Sin poder abordar y enfocar sistemáticamente las posturas críticas que  aparecen en las opiniones de las masas, se puede rescatar algunos temas.

El primero es el tema de la perspectiva y el sentido que tiene la procreación en nuestra situación demográfica mundial y local. Esta fiesta de las madres podría incidir en revalorizar la maternidad en una sociedad que la empezó a limitar los nacimientos  por haber llegado a excesos. No es por el riesgo de superar las posibilidades de esta pequeña tierra que hay que perder el sentido de la preocupación  por la sobrevivencia de nuestra especie. Es bueno que algunos celebran los papás que cumplen los roles de mamá y papá para sus hijos huérfanos, abandonados o adoptados… Lo que se debe cuidar es quizás la valoración de realización personal que puede representar la maternidad.
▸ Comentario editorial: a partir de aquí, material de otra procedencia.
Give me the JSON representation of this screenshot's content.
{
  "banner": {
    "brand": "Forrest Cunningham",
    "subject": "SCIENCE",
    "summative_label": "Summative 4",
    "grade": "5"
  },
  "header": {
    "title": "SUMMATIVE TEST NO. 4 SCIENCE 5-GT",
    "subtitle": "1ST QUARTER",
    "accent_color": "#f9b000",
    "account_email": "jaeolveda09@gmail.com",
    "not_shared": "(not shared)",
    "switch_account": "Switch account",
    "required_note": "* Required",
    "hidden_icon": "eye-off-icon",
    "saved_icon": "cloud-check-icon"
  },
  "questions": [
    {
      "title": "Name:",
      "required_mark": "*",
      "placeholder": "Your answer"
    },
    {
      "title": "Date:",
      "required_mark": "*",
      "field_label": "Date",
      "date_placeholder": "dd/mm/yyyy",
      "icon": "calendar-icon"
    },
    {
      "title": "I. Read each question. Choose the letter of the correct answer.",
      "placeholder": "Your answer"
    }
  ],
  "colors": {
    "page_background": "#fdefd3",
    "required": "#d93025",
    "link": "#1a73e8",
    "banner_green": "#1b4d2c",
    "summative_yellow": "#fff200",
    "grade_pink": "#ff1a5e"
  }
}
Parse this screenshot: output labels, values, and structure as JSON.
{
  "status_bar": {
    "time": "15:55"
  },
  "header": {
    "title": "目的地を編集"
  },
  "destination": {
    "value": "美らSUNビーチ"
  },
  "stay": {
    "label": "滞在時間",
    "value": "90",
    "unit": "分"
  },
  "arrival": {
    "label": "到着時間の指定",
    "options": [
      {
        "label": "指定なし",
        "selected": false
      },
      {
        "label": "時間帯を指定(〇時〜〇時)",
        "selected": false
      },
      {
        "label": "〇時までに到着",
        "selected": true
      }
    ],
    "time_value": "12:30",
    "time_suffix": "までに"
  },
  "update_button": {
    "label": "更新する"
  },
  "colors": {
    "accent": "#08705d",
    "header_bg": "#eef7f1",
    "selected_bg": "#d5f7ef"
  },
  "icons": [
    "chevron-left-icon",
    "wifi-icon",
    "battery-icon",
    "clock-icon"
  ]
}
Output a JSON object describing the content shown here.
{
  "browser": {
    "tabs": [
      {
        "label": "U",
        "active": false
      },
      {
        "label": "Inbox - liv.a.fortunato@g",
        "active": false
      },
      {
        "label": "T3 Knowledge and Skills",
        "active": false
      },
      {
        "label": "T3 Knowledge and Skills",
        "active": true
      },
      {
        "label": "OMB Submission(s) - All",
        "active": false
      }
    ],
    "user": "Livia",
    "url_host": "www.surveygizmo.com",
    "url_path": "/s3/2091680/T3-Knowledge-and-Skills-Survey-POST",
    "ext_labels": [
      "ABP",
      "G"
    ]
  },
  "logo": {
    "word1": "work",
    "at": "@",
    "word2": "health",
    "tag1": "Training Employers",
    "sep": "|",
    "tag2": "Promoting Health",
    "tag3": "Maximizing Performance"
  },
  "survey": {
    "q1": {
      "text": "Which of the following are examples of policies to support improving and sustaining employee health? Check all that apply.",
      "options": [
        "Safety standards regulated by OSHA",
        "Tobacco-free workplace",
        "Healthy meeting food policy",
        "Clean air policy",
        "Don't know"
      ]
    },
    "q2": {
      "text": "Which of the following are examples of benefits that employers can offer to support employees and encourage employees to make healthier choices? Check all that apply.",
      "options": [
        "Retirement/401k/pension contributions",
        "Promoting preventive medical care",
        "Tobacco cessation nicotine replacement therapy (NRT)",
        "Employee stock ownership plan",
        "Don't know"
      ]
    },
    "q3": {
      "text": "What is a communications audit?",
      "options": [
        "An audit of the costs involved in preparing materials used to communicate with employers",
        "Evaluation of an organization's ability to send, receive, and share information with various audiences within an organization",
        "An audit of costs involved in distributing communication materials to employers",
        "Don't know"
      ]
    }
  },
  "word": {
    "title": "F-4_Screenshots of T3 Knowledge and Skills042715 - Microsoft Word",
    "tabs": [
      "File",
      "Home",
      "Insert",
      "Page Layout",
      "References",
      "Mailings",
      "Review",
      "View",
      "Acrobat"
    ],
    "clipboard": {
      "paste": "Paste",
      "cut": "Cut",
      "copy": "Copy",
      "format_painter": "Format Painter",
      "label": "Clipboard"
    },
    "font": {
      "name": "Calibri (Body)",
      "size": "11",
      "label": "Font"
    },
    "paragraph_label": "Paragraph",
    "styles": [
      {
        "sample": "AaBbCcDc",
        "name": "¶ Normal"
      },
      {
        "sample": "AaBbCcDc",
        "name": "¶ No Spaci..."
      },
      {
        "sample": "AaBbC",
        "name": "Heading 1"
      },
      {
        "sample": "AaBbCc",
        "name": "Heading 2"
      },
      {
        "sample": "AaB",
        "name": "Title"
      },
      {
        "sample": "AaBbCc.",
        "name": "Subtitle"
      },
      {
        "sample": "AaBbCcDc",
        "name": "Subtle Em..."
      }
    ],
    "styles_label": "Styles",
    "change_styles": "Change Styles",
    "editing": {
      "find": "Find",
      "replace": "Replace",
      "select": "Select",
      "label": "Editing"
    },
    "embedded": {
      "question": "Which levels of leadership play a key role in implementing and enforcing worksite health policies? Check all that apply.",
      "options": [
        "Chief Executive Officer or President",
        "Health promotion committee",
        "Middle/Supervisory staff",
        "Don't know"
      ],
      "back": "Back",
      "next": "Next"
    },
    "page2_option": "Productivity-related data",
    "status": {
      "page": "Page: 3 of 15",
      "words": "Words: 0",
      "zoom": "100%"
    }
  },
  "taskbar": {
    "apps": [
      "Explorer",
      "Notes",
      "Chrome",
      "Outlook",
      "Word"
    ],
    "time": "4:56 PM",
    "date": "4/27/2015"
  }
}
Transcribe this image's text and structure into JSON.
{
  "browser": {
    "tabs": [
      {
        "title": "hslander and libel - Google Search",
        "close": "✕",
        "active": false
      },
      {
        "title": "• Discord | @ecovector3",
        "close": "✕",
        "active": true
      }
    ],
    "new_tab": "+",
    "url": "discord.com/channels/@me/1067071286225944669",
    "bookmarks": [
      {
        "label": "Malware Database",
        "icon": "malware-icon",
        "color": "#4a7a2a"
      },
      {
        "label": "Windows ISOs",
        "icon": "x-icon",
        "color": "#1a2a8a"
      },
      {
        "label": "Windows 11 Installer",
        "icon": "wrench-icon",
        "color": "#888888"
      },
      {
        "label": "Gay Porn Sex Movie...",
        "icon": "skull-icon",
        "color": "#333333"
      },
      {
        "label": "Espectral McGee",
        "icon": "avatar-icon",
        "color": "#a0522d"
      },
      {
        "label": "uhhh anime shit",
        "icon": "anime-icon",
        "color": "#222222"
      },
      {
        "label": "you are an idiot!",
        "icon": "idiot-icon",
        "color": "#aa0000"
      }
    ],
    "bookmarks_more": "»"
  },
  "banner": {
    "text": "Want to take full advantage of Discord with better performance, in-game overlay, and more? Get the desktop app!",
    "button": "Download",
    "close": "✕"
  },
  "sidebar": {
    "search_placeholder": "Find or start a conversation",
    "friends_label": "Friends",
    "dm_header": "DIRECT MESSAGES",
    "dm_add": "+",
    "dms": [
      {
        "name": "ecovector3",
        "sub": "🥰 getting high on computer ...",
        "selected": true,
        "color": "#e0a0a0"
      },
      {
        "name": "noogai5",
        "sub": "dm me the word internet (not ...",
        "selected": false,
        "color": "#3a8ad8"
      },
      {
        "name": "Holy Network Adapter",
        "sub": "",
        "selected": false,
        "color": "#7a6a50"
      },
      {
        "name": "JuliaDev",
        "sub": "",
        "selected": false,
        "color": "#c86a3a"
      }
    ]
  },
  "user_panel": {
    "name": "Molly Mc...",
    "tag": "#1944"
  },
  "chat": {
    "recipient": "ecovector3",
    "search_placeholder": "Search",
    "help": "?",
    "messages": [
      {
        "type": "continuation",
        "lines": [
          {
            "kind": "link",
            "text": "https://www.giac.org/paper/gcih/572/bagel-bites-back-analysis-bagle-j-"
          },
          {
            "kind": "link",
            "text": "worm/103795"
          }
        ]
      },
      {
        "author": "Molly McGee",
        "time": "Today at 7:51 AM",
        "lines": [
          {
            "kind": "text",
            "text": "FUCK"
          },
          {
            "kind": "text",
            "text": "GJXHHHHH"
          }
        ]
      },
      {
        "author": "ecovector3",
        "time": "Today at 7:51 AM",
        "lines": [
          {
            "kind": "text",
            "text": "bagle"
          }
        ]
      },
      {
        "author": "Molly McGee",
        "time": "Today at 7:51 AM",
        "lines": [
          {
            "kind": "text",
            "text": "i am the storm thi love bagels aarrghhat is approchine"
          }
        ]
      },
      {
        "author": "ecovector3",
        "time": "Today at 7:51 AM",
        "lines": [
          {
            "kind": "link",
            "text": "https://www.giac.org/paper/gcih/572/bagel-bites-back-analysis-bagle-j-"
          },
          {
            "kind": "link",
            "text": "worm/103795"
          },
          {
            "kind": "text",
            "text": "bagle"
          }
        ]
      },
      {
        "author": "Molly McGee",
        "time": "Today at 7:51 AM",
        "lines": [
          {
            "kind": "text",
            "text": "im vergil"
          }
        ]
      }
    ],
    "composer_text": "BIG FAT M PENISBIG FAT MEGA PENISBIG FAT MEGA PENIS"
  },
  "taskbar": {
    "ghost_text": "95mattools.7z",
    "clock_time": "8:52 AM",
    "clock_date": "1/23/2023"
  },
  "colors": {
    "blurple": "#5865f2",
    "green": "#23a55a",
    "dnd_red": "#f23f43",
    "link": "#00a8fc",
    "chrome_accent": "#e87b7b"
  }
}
Al respecto, hace falta recordar lo que dijo el poeta: “sus hijos no son “sus hijos”, son los hijos de la vida”.

Vale la pena pensar lo que significa la maternidad soltera al respecto de las fecundaciones en vitro, los vientres de alquiler…(¡!). Son humanitarias las leyes laborales que protegen la maternidad, las salas cunas porque es bueno que la sociedad entera se sienta responsable de la función de procreación que tienen eminentemente las mujeres pero lo debe hacer sin separarlo del rol de los papás. Son incomprensibles las doctrinas estrechas de las instancias eclesiásticas conservadoras o  de algunos ambientes políticos de extrema derecha porque no ayudan a la sociedad que busca un equilibrio cultural entre las realizaciones afectivas individuales, las realizaciones laborales personales y las realizaciones procreativas y educacionales para el Bien común presente y futuro de la humanidad. Tendremos que discutir mucho todavía del aborto, de la delincuencia de los niños salidos de los centros del Sernam, del comercio que abusa tan contradictoriamente de la imagen femenina… Tendremos el día de los papás que el comercio estimulará luego para abrir el tema del rol particular de los varones en la sociedad.

En el hemisferio norte el mes de mayo es igualmente el mes de María. El Papa hizo noticia con su visita al santuario de la Virgen de Fátima  que fue ilustre por haber dejado secretos… Esto nos invita a reflexionar a la maternidad de la Virgen de blanco, la “Inmaculada”.

El contexto social de la época del Nuevo Testamento no se prestaba para insistir en la valoración de la maternidad (que era natural) . La lista genealógica de Jesús en san Lucas  indica que “Jesús  era, según se creía, hijo de José, hijo de Helí, hijo de Mattat…” pero San Mateo, él, tiene otra genealogía que indica que: “… Jacob engendró a José, el esposo de María, de la que nació  Jesús”. Los evangelios de la infancia, de redacción  tardía respecto a lo restante de los libros del N.T.  desarrollan el rol de María (anunciación, visitación, nacimiento…), también resaltan el rol de Elisabeth  madre de Juan Bautista…Pero en la vida misma de Jesús, no se ve mucho destacar la maternidad de María. Jesús tuvo una relación tensa con su madre en las bodas de Cana y cuando fueron, “su madre y sus hermanos”  para tratar de frenar su predicación, Jesús tuvo compasión por la viuda que había perdido su hijo, María, su madre  estuvo en  la crucifixión y se la mencionaba entre  los apóstoles después de la resurrección. La maternidad de María fue temprano subrayada para insistir en la condición humana de Jesús: “Dios” pero también “hombre” verdadero.  Su presencia en el Nuevo testamento  testimonia de la encarnación de Dios. “Virgen” por nacer Jesús del Dios mismo su Padre y “madre de Dios” porque Jesús que engendró ella es el mismo Dios.  Por esto, su mediación no puede aminorar la relación personal y primordial del cristiano con Dios.

En definitiva, pese a las críticas que se puede hacer al culto de tantas “vírgenes” distintas en la tradición católica, a las críticas por las divisiones que esta veneración  y sus dogmas  crearon en la cristiandad se debe reconocer que esta devoción ha mantenido, a través de los siglos, la fe en la ‘humanización’ de Dios.